The point on the circle x^2+y^2+6x+8y = 75 which is closest to the origin, is at what distance from the origin? (Taken from an MAT paper)

This is a good example of a question where intuition about geometry is important. Completing the square is a standard A level practice to find the equation of a circle. Doing this we get(x+3)²-9 +(y+4)²-16 = 75 Rearranging we find that (-3,-4) is the centre of the circle and the radius is 10. If we draw this diagram out, you can see using pythagoras that the distance of the centre to the origin is 5. The point on the circle that you get when you extend this line is also of distance 5 from the origin. Imagine moving that point a little bit away and seeing how the line between it and the origin would change. Hopefully, you can see that this distance would only become bigger and that the answer must be 5.However if I haven't explained this very well, read the following calculation carefully.Drawing a diagram, one can see that the point on the circle closest to the origin must be in the upper right hand side quadrant.

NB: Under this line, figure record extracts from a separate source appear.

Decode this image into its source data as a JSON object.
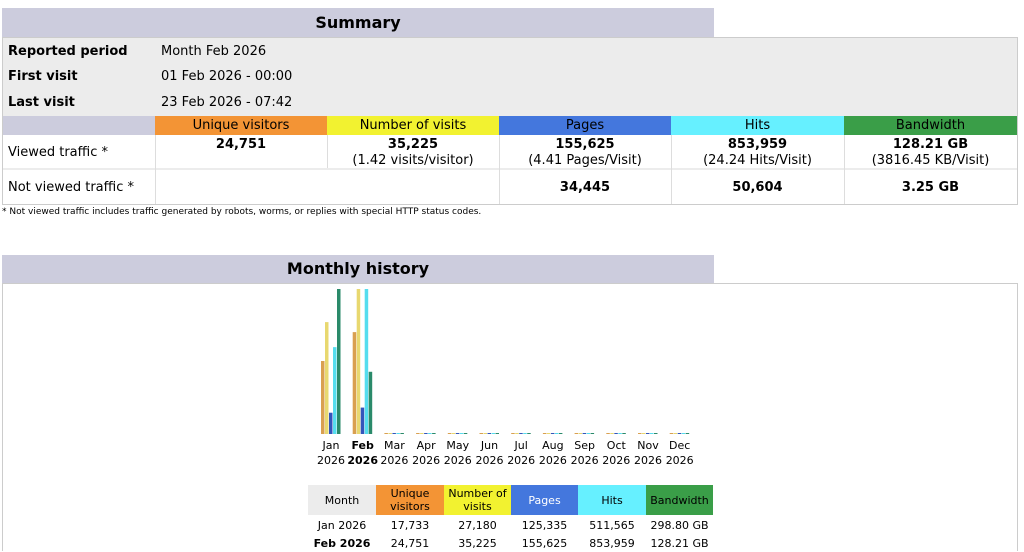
{
  "summary": {
    "title": "Summary",
    "reported_period_label": "Reported period",
    "reported_period_value": "Month Feb 2026",
    "first_visit_label": "First visit",
    "first_visit_value": "01 Feb 2026 - 00:00",
    "last_visit_label": "Last visit",
    "last_visit_value": "23 Feb 2026 - 07:42",
    "columns": [
      "Unique visitors",
      "Number of visits",
      "Pages",
      "Hits",
      "Bandwidth"
    ],
    "viewed_label": "Viewed traffic *",
    "viewed": {
      "unique_visitors": "24,751",
      "visits": "35,225",
      "visits_sub": "(1.42 visits/visitor)",
      "pages": "155,625",
      "pages_sub": "(4.41 Pages/Visit)",
      "hits": "853,959",
      "hits_sub": "(24.24 Hits/Visit)",
      "bandwidth": "128.21 GB",
      "bandwidth_sub": "(3816.45 KB/Visit)"
    },
    "not_viewed_label": "Not viewed traffic *",
    "not_viewed": {
      "pages": "34,445",
      "hits": "50,604",
      "bandwidth": "3.25 GB"
    },
    "footnote": "* Not viewed traffic includes traffic generated by robots, worms, or replies with special HTTP status codes."
  },
  "colors": {
    "unique_visitors": "#f39435",
    "visits": "#f2f230",
    "pages": "#4477dd",
    "hits": "#66f0ff",
    "bandwidth": "#2ea495",
    "header_bg": "#ccccdd"
  },
  "history": {
    "title": "Monthly history",
    "table_headers": [
      "Month",
      "Unique visitors",
      "Number of visits",
      "Pages",
      "Hits",
      "Bandwidth"
    ],
    "rows": [
      {
        "month": "Jan 2026",
        "unique": "17,733",
        "visits": "27,180",
        "pages": "125,335",
        "hits": "511,565",
        "bandwidth": "298.80 GB",
        "current": false
      },
      {
        "month": "Feb 2026",
        "unique": "24,751",
        "visits": "35,225",
        "pages": "155,625",
        "hits": "853,959",
        "bandwidth": "128.21 GB",
        "current": true
      }
    ]
  },
  "chart_data": {
    "type": "bar",
    "categories": [
      {
        "month": "Jan",
        "year": "2026"
      },
      {
        "month": "Feb",
        "year": "2026"
      },
      {
        "month": "Mar",
        "year": "2026"
      },
      {
        "month": "Apr",
        "year": "2026"
      },
      {
        "month": "May",
        "year": "2026"
      },
      {
        "month": "Jun",
        "year": "2026"
      },
      {
        "month": "Jul",
        "year": "2026"
      },
      {
        "month": "Aug",
        "year": "2026"
      },
      {
        "month": "Sep",
        "year": "2026"
      },
      {
        "month": "Oct",
        "year": "2026"
      },
      {
        "month": "Nov",
        "year": "2026"
      },
      {
        "month": "Dec",
        "year": "2026"
      }
    ],
    "current_index": 1,
    "series": [
      {
        "key": "unique_visitors",
        "values": [
          17733,
          24751,
          0,
          0,
          0,
          0,
          0,
          0,
          0,
          0,
          0,
          0
        ]
      },
      {
        "key": "visits",
        "values": [
          27180,
          35225,
          0,
          0,
          0,
          0,
          0,
          0,
          0,
          0,
          0,
          0
        ]
      },
      {
        "key": "pages",
        "values": [
          125335,
          155625,
          0,
          0,
          0,
          0,
          0,
          0,
          0,
          0,
          0,
          0
        ]
      },
      {
        "key": "hits",
        "values": [
          511565,
          853959,
          0,
          0,
          0,
          0,
          0,
          0,
          0,
          0,
          0,
          0
        ]
      },
      {
        "key": "bandwidth",
        "values": [
          298.8,
          128.21,
          0,
          0,
          0,
          0,
          0,
          0,
          0,
          0,
          0,
          0
        ]
      }
    ],
    "series_groups": [
      [
        "unique_visitors",
        "visits"
      ],
      [
        "pages",
        "hits"
      ],
      [
        "bandwidth"
      ]
    ]
  }
}
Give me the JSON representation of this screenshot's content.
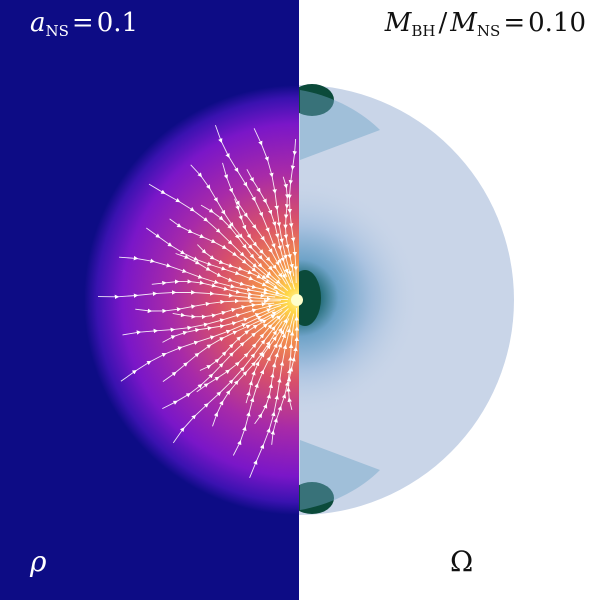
{
  "panels": {
    "left": {
      "quantity": "ρ",
      "parameter": {
        "symbol": "a",
        "subscript": "NS",
        "operator": "=",
        "value": "0.1"
      }
    },
    "right": {
      "quantity": "Ω",
      "parameter": {
        "symbol": "M",
        "subscript": "BH",
        "denominator_symbol": "M",
        "denominator_subscript": "NS",
        "operator": "=",
        "value": "0.10"
      }
    }
  },
  "colors": {
    "background_left": "#0d0c85",
    "background_right": "#ffffff",
    "density_core": "#fff06a",
    "density_mid": "#e0603c",
    "density_outer": "#8a14c0",
    "omega_fill": "#c9d5e8",
    "omega_high": "#0b4a3a"
  }
}
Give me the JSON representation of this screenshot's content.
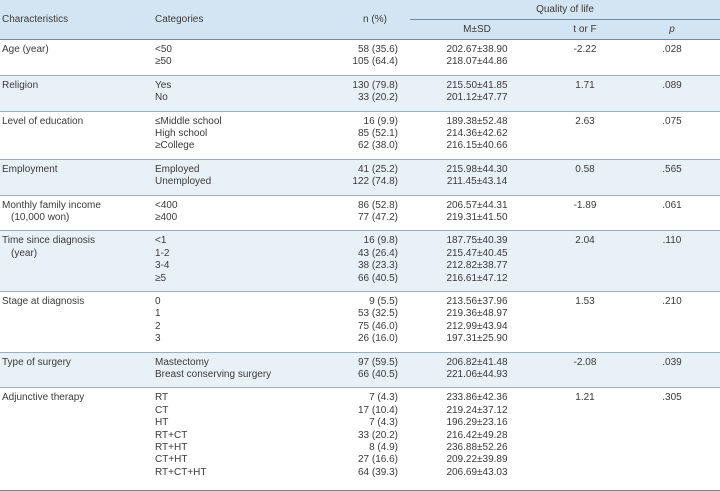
{
  "header": {
    "characteristics": "Characteristics",
    "categories": "Categories",
    "n_pct": "n (%)",
    "quality_of_life": "Quality of life",
    "m_sd": "M±SD",
    "t_or_f": "t or F",
    "p": "p"
  },
  "rows": [
    {
      "char": [
        "Age (year)"
      ],
      "cats": [
        "<50",
        "≥50"
      ],
      "n": [
        "58 (35.6)",
        "105 (64.4)"
      ],
      "msd": [
        "202.67±38.90",
        "218.07±44.86"
      ],
      "t": "-2.22",
      "p": ".028"
    },
    {
      "char": [
        "Religion"
      ],
      "cats": [
        "Yes",
        "No"
      ],
      "n": [
        "130 (79.8)",
        "33 (20.2)"
      ],
      "msd": [
        "215.50±41.85",
        "201.12±47.77"
      ],
      "t": "1.71",
      "p": ".089"
    },
    {
      "char": [
        "Level of education"
      ],
      "cats": [
        "≤Middle school",
        "High school",
        "≥College"
      ],
      "n": [
        "16 (9.9)",
        "85 (52.1)",
        "62 (38.0)"
      ],
      "msd": [
        "189.38±52.48",
        "214.36±42.62",
        "216.15±40.66"
      ],
      "t": "2.63",
      "p": ".075"
    },
    {
      "char": [
        "Employment"
      ],
      "cats": [
        "Employed",
        "Unemployed"
      ],
      "n": [
        "41 (25.2)",
        "122 (74.8)"
      ],
      "msd": [
        "215.98±44.30",
        "211.45±43.14"
      ],
      "t": "0.58",
      "p": ".565"
    },
    {
      "char": [
        "Monthly family income",
        "(10,000 won)"
      ],
      "cats": [
        "<400",
        "≥400"
      ],
      "n": [
        "86 (52.8)",
        "77 (47.2)"
      ],
      "msd": [
        "206.57±44.31",
        "219.31±41.50"
      ],
      "t": "-1.89",
      "p": ".061"
    },
    {
      "char": [
        "Time since diagnosis",
        "(year)"
      ],
      "cats": [
        "<1",
        "1-2",
        "3-4",
        "≥5"
      ],
      "n": [
        "16 (9.8)",
        "43 (26.4)",
        "38 (23.3)",
        "66 (40.5)"
      ],
      "msd": [
        "187.75±40.39",
        "215.47±40.45",
        "212.82±38.77",
        "216.61±47.12"
      ],
      "t": "2.04",
      "p": ".110"
    },
    {
      "char": [
        "Stage at diagnosis"
      ],
      "cats": [
        "0",
        "1",
        "2",
        "3"
      ],
      "n": [
        "9 (5.5)",
        "53 (32.5)",
        "75 (46.0)",
        "26 (16.0)"
      ],
      "msd": [
        "213.56±37.96",
        "219.36±48.97",
        "212.99±43.94",
        "197.31±25.90"
      ],
      "t": "1.53",
      "p": ".210"
    },
    {
      "char": [
        "Type of surgery"
      ],
      "cats": [
        "Mastectomy",
        "Breast conserving surgery"
      ],
      "n": [
        "97 (59.5)",
        "66 (40.5)"
      ],
      "msd": [
        "206.82±41.48",
        "221.06±44.93"
      ],
      "t": "-2.08",
      "p": ".039"
    },
    {
      "char": [
        "Adjunctive therapy"
      ],
      "cats": [
        "RT",
        "CT",
        "HT",
        "RT+CT",
        "RT+HT",
        "CT+HT",
        "RT+CT+HT"
      ],
      "n": [
        "7 (4.3)",
        "17 (10.4)",
        "7 (4.3)",
        "33 (20.2)",
        "8 (4.9)",
        "27 (16.6)",
        "64 (39.3)"
      ],
      "msd": [
        "233.86±42.36",
        "219.24±37.12",
        "196.29±23.16",
        "216.42±49.28",
        "236.88±52.26",
        "209.22±39.89",
        "206.69±43.03"
      ],
      "t": "1.21",
      "p": ".305"
    }
  ]
}
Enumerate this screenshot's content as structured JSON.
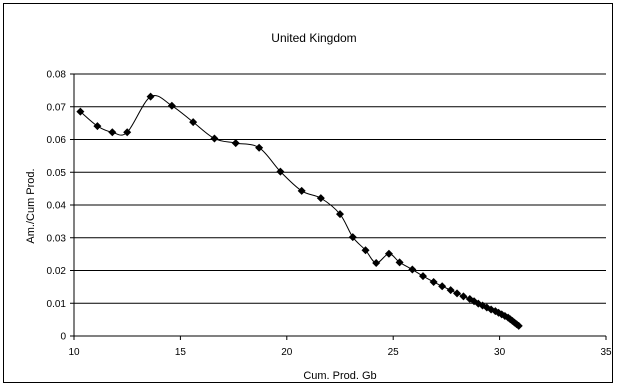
{
  "chart_data": {
    "type": "line",
    "title": "United Kingdom",
    "xlabel": "Cum. Prod. Gb",
    "ylabel": "Am./Cum Prod.",
    "xlim": [
      10,
      35
    ],
    "ylim": [
      0,
      0.08
    ],
    "x_ticks": [
      "10",
      "15",
      "20",
      "25",
      "30",
      "35"
    ],
    "y_ticks": [
      "0",
      "0.01",
      "0.02",
      "0.03",
      "0.04",
      "0.05",
      "0.06",
      "0.07",
      "0.08"
    ],
    "grid": "horizontal",
    "legend": "none",
    "series": [
      {
        "color": "#000000",
        "marker": "diamond",
        "points": [
          [
            10.3,
            0.0685
          ],
          [
            11.1,
            0.0641
          ],
          [
            11.8,
            0.0622
          ],
          [
            12.5,
            0.0622
          ],
          [
            13.6,
            0.0731
          ],
          [
            14.6,
            0.0703
          ],
          [
            15.6,
            0.0653
          ],
          [
            16.6,
            0.0603
          ],
          [
            17.6,
            0.0589
          ],
          [
            18.7,
            0.0575
          ],
          [
            19.7,
            0.0502
          ],
          [
            20.7,
            0.0443
          ],
          [
            21.6,
            0.0421
          ],
          [
            22.5,
            0.0372
          ],
          [
            23.1,
            0.0302
          ],
          [
            23.7,
            0.0262
          ],
          [
            24.2,
            0.0223
          ],
          [
            24.8,
            0.0251
          ],
          [
            25.3,
            0.0225
          ],
          [
            25.9,
            0.0203
          ],
          [
            26.4,
            0.0183
          ],
          [
            26.9,
            0.0165
          ],
          [
            27.3,
            0.0152
          ],
          [
            27.7,
            0.014
          ],
          [
            28.0,
            0.013
          ],
          [
            28.3,
            0.0121
          ],
          [
            28.6,
            0.0113
          ],
          [
            28.8,
            0.0106
          ],
          [
            29.0,
            0.0099
          ],
          [
            29.2,
            0.0093
          ],
          [
            29.4,
            0.0087
          ],
          [
            29.6,
            0.0081
          ],
          [
            29.8,
            0.0076
          ],
          [
            29.95,
            0.0071
          ],
          [
            30.1,
            0.0066
          ],
          [
            30.25,
            0.0061
          ],
          [
            30.4,
            0.0056
          ],
          [
            30.5,
            0.0051
          ],
          [
            30.6,
            0.0046
          ],
          [
            30.7,
            0.0041
          ],
          [
            30.8,
            0.0036
          ],
          [
            30.9,
            0.0031
          ]
        ]
      }
    ]
  }
}
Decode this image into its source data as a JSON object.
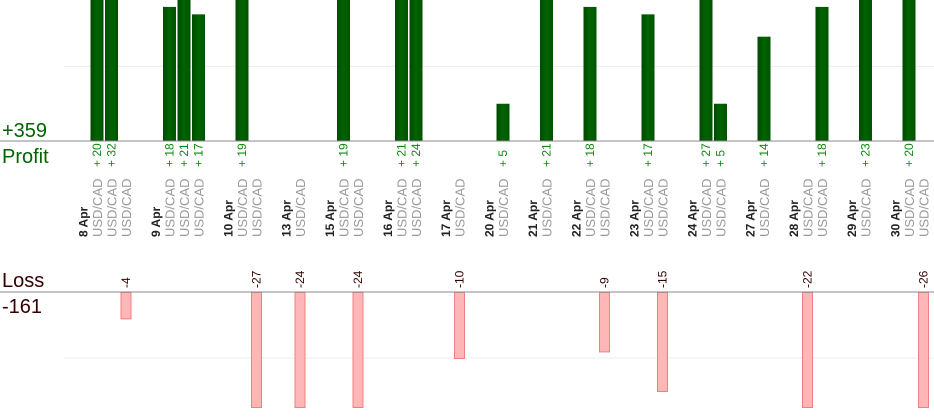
{
  "summary": {
    "profit_total": "+359",
    "profit_label": "Profit",
    "loss_label": "Loss",
    "loss_total": "-161"
  },
  "colors": {
    "profit": "#006400",
    "profit_text": "#118811",
    "loss_fill": "#ffb6b6",
    "loss_stroke": "#f08080",
    "loss_text": "#330000",
    "axis": "#888888",
    "grid": "#eeeeee"
  },
  "chart_data": {
    "type": "bar",
    "layout": "profit bars above, loss bars below, grouped by day",
    "grid": true,
    "gridline_value": 10,
    "days": [
      {
        "date": "8 Apr",
        "trades": [
          {
            "symbol": "USD/CAD",
            "value": 20
          },
          {
            "symbol": "USD/CAD",
            "value": 32
          },
          {
            "symbol": "USD/CAD",
            "value": -4
          }
        ]
      },
      {
        "date": "9 Apr",
        "trades": [
          {
            "symbol": "USD/CAD",
            "value": 18
          },
          {
            "symbol": "USD/CAD",
            "value": 21
          },
          {
            "symbol": "USD/CAD",
            "value": 17
          }
        ]
      },
      {
        "date": "10 Apr",
        "trades": [
          {
            "symbol": "USD/CAD",
            "value": 19
          },
          {
            "symbol": "USD/CAD",
            "value": -27
          }
        ]
      },
      {
        "date": "13 Apr",
        "trades": [
          {
            "symbol": "USD/CAD",
            "value": -24
          }
        ]
      },
      {
        "date": "15 Apr",
        "trades": [
          {
            "symbol": "USD/CAD",
            "value": 19
          },
          {
            "symbol": "USD/CAD",
            "value": -24
          }
        ]
      },
      {
        "date": "16 Apr",
        "trades": [
          {
            "symbol": "USD/CAD",
            "value": 21
          },
          {
            "symbol": "USD/CAD",
            "value": 24
          }
        ]
      },
      {
        "date": "17 Apr",
        "trades": [
          {
            "symbol": "USD/CAD",
            "value": -10
          }
        ]
      },
      {
        "date": "20 Apr",
        "trades": [
          {
            "symbol": "USD/CAD",
            "value": 5
          }
        ]
      },
      {
        "date": "21 Apr",
        "trades": [
          {
            "symbol": "USD/CAD",
            "value": 21
          }
        ]
      },
      {
        "date": "22 Apr",
        "trades": [
          {
            "symbol": "USD/CAD",
            "value": 18
          },
          {
            "symbol": "USD/CAD",
            "value": -9
          }
        ]
      },
      {
        "date": "23 Apr",
        "trades": [
          {
            "symbol": "USD/CAD",
            "value": 17
          },
          {
            "symbol": "USD/CAD",
            "value": -15
          }
        ]
      },
      {
        "date": "24 Apr",
        "trades": [
          {
            "symbol": "USD/CAD",
            "value": 27
          },
          {
            "symbol": "USD/CAD",
            "value": 5
          }
        ]
      },
      {
        "date": "27 Apr",
        "trades": [
          {
            "symbol": "USD/CAD",
            "value": 14
          }
        ]
      },
      {
        "date": "28 Apr",
        "trades": [
          {
            "symbol": "USD/CAD",
            "value": -22
          },
          {
            "symbol": "USD/CAD",
            "value": 18
          }
        ]
      },
      {
        "date": "29 Apr",
        "trades": [
          {
            "symbol": "USD/CAD",
            "value": 23
          }
        ]
      },
      {
        "date": "30 Apr",
        "trades": [
          {
            "symbol": "USD/CAD",
            "value": 20
          },
          {
            "symbol": "USD/CAD",
            "value": -26
          }
        ]
      }
    ]
  }
}
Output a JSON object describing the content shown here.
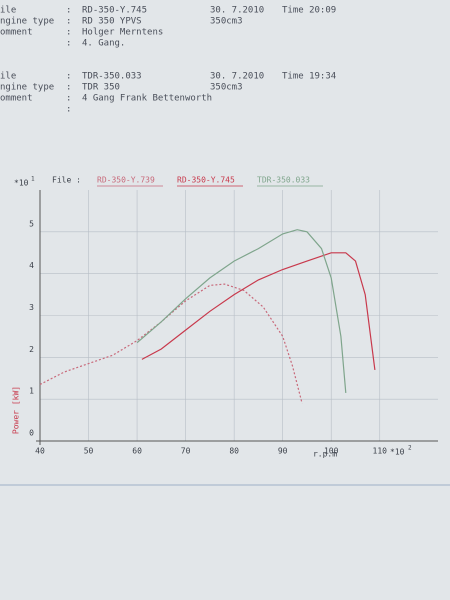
{
  "header": [
    {
      "label": "ile",
      "sep": ":",
      "value": "RD-350-Y.745",
      "date": "30. 7.2010",
      "time": "Time 20:09"
    },
    {
      "label": "ngine type",
      "sep": ":",
      "value": "RD 350 YPVS",
      "date": "350cm3"
    },
    {
      "label": "omment",
      "sep": ":",
      "value": "Holger Merntens"
    },
    {
      "sep": ":",
      "value": "4. Gang."
    },
    {
      "label": "ile",
      "sep": ":",
      "value": "TDR-350.033",
      "date": "30. 7.2010",
      "time": "Time 19:34"
    },
    {
      "label": "ngine type",
      "sep": ":",
      "value": "TDR 350",
      "date": "350cm3"
    },
    {
      "label": "omment",
      "sep": ":",
      "value": "4 Gang Frank Bettenworth"
    },
    {
      "sep": ":"
    }
  ],
  "chart_data": {
    "type": "line",
    "legend_title": "File :",
    "ylabel": "Power [kW]",
    "xlabel": "r.p.m",
    "y_scale_label": "*10",
    "y_scale_exp": "1",
    "x_scale_label": "*10",
    "x_scale_exp": "2",
    "xlim": [
      40,
      122
    ],
    "ylim": [
      0,
      6
    ],
    "xticks": [
      40,
      50,
      60,
      70,
      80,
      90,
      100,
      110
    ],
    "yticks": [
      0,
      1,
      2,
      3,
      4,
      5
    ],
    "grid": true,
    "series": [
      {
        "name": "RD-350-Y.739",
        "color": "#c8697a",
        "dashed": true,
        "x": [
          40,
          45,
          50,
          55,
          60,
          65,
          70,
          75,
          78,
          82,
          86,
          90,
          92,
          94
        ],
        "values": [
          1.35,
          1.65,
          1.85,
          2.05,
          2.4,
          2.85,
          3.35,
          3.72,
          3.75,
          3.6,
          3.2,
          2.5,
          1.8,
          0.9
        ]
      },
      {
        "name": "RD-350-Y.745",
        "color": "#c8394c",
        "dashed": false,
        "x": [
          61,
          65,
          70,
          75,
          80,
          85,
          90,
          95,
          100,
          103,
          105,
          107,
          109
        ],
        "values": [
          1.95,
          2.2,
          2.65,
          3.1,
          3.5,
          3.85,
          4.1,
          4.3,
          4.5,
          4.5,
          4.3,
          3.5,
          1.7
        ]
      },
      {
        "name": "TDR-350.033",
        "color": "#7fa58c",
        "dashed": false,
        "x": [
          60,
          65,
          70,
          75,
          80,
          85,
          90,
          93,
          95,
          98,
          100,
          102,
          103
        ],
        "values": [
          2.35,
          2.85,
          3.4,
          3.9,
          4.3,
          4.6,
          4.95,
          5.05,
          5.0,
          4.6,
          3.9,
          2.5,
          1.15
        ]
      }
    ]
  }
}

We create a triangle with sides a,b,c.Side a - This distance we will call X and connects some random point P on the circle to the origin. Side b - This is the distance from P to the centre of the circle. Side c - This is the distance from the centre of the circle to the origin.Using prior knowledge, b = 5 and c = 10 We let the angle between a and c be called theta. Using the cos formula for triangles we get 100 = X²+ 25 - 10Xcos(theta). We rearrange this to get a function f of theta: f(theta) = X^2-10Xcos(theta) - 75. Differentiating and setting to 0 (with the aim of minimising this function for values of theta): d[f]/d[theta] = 10Xsin(theta) = 0. We then get theta = 0 or pi (radians). Using theta = 0 would give a maximum upon differentiating again so we know theta = pi gives us the necessary value.Substituting this value into f and setting it to 0 which we know already: X^2 + 10X -75 = 0. Solving this gives X = 5 which is the correct answer.